I am glad my friend Sherry mentioned that to me because I had no clue that I was more at risk by swatting at the bee.
If you’re the same as me, you’re afraid of all the creepy crawlies outside, along with all of the flying insects and bugs.
I grew up in a major city, where the people I was with and I didn’t have a whole lot of trees, and although bugs were in the city, we didn’t see them as you would in a rural area. So I wasn’t used to being around bugs, in fact, I encountered many bugs when I moved out of the city. I now live in a more rural area, where we have tons of trees, and where there are trees and flowers, you’ll find lots of pollinators.

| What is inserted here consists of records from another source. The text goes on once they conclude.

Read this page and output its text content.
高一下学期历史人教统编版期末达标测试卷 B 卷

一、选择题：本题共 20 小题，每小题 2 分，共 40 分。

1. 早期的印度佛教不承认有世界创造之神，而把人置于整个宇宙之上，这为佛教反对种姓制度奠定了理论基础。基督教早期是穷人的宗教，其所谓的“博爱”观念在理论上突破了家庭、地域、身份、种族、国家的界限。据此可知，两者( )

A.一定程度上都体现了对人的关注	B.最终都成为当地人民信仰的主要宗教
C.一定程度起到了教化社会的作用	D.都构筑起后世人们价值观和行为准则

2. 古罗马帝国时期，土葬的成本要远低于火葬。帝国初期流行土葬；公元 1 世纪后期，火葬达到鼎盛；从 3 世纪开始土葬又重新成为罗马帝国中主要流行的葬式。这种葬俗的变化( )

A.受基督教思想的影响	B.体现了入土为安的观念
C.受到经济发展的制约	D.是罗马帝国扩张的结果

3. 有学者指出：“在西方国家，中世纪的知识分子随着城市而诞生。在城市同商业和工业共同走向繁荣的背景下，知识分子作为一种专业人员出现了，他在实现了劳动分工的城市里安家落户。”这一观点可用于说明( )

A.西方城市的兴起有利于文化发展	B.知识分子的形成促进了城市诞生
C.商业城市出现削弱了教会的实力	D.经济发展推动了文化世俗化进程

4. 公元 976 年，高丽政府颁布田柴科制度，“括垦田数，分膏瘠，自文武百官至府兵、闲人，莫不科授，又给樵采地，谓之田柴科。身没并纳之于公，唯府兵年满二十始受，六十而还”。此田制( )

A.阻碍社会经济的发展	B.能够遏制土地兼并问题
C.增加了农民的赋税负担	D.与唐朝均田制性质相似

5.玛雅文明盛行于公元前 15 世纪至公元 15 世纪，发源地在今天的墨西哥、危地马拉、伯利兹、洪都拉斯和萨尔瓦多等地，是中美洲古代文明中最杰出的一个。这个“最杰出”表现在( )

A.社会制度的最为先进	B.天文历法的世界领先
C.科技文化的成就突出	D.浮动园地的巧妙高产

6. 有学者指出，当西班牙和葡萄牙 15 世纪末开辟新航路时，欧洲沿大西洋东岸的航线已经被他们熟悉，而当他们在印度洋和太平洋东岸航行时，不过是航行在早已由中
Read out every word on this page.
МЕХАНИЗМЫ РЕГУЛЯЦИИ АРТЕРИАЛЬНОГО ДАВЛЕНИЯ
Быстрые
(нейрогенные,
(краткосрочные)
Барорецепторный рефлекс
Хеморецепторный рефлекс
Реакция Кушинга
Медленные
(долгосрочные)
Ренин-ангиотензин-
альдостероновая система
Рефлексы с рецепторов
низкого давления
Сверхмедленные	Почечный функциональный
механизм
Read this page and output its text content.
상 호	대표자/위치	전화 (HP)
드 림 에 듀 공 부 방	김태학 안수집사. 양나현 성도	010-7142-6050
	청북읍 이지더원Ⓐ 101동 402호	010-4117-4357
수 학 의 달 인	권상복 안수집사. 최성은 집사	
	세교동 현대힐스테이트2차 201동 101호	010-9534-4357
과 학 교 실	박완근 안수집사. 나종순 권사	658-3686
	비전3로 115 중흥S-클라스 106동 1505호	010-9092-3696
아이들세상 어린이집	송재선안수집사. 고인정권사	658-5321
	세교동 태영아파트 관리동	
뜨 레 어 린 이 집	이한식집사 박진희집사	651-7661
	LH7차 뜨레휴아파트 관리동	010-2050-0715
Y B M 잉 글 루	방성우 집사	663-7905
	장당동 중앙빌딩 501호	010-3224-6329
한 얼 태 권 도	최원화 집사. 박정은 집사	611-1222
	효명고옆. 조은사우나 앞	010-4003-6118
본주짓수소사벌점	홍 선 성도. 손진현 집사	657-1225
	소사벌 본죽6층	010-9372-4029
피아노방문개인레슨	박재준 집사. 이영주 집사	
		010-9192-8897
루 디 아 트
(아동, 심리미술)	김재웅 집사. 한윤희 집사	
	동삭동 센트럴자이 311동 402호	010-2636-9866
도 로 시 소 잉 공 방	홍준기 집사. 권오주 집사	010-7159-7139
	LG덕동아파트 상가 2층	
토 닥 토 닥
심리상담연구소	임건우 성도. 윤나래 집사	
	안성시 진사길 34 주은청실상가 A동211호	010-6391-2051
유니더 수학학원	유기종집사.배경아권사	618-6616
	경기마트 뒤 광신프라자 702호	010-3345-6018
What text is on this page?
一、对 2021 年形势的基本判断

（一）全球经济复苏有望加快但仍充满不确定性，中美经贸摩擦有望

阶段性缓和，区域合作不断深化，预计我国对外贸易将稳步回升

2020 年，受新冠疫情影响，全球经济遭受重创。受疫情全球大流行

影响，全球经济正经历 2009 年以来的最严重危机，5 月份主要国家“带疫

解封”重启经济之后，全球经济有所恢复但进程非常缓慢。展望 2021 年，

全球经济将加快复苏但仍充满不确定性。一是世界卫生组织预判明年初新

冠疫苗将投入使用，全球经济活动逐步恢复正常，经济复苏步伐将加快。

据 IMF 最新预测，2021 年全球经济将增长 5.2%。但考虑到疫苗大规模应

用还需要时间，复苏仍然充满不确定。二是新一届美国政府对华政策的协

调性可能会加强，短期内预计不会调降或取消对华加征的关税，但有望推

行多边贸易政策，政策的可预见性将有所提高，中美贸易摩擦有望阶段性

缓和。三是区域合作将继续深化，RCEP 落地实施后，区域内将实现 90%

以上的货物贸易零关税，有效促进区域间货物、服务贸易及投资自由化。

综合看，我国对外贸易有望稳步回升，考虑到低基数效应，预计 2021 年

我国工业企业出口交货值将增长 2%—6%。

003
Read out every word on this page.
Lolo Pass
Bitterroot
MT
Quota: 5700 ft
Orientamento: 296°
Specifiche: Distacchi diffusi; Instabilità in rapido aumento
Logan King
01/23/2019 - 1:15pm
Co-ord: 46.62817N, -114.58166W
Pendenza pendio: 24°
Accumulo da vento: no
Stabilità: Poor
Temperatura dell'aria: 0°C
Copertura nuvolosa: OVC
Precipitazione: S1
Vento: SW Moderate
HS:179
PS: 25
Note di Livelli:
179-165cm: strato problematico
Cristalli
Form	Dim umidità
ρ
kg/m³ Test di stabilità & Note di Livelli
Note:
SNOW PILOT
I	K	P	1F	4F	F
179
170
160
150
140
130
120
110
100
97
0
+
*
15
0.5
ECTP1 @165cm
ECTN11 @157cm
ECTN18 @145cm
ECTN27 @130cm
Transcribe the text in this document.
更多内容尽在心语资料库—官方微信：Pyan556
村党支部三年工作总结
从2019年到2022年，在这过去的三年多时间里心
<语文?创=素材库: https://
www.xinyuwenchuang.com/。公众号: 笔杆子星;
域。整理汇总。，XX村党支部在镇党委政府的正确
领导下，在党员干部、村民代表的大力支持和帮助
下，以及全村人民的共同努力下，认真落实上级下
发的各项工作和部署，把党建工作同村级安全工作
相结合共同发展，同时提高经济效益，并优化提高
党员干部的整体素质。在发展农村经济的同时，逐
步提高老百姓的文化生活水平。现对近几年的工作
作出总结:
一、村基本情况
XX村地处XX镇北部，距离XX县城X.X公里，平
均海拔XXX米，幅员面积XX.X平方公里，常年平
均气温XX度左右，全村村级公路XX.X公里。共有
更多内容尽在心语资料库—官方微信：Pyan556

At first, it was tough for me to function, as I had no idea what to do when a bee was flying around me. I would constantly dread the springtime because that was when the bees would find their way into my yard. Of course, not knowing any better, my response was to swat the bees away. One weekend, my friend Sherry saw me in my yard, swatting at a bee. After the bee flew away, she walked over and told me that it was best to just walk in a straight line and not swat at them. According to Sherry, the bees viewed swatting at them as a threat, and once a bee feels threatened they will more than likely sting as a means of defense. I am glad my friend Sherry mentioned that to me because I had no clue that I was more at risk by swatting at the bee. Ever since then, I have remained calm when a bee flies around me and this strategy seems to work better, and the best part is, I have yet to be stung.